Preapproval vs. Prequalification 

Mortgage lingo can be confusing. One of the first distinctions between terms that you need to know is the difference between prequalification and preapproval for a loan. The difference is significant.

The preapproval process is part of the loan application process, but don’t be confused. Just because you enter your financial information, and they tell you an amount you could qualify for,  it doesn’t mean you’re preapproved. Here’s how it works. 

When you apply for a mortgage, a broker or lender will look at the financial information you supplied on the application. They will provide an estimate of what you might be able to borrow to purchase a home. It’s based entirely on the statement you made about your income, employment, assets, and credit. The loan provider hasn’t verified the information yet.
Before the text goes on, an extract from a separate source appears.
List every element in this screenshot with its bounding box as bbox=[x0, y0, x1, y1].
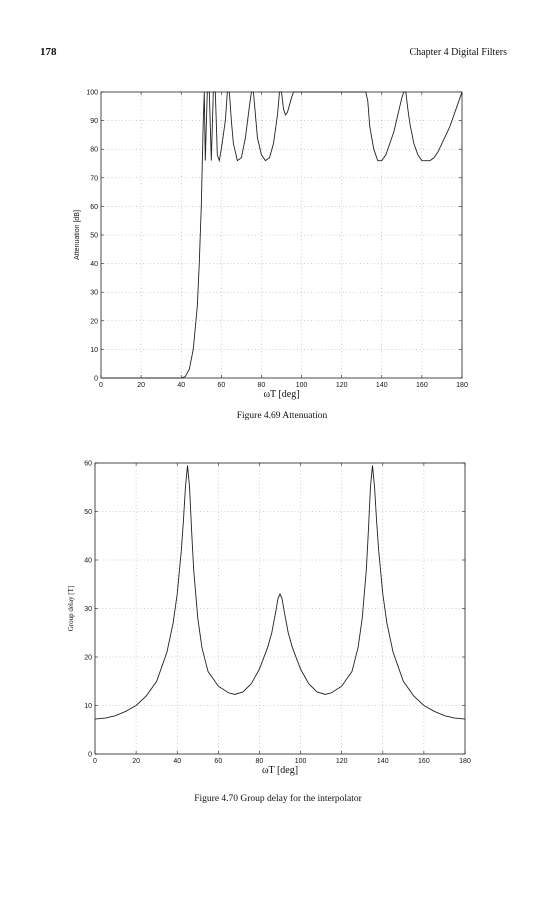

They are simply looking at the information you provided. Based on this information, they’re saying you should be able to get a loan for a certain amount. This is known as a “pre-qualification.” 

Once the loan provider has received the supporting documents needed, they will actually verify the information you gave and determine if you actually have the credit and finances to borrow money. This is known as a “pre-approval.” When you receive a preapproval letter, it’s a strong indicator that you will be able to get a loan. 

Why is the preapproval letter so important?

A preapproval letter tells you how much you will be able to borrow. It tells realtors and sellers whether you can afford to buy the house for which you’ve made an offer. It also lets them know you won’t have problems finding a lender when you decide to purchase. This is especially important in a seller’s market when competition for homes is stiff. You should apply for a loan and get preapproved before you start looking at homes. It will save you time and you’ll be prepared when you do find the home you want to purchase.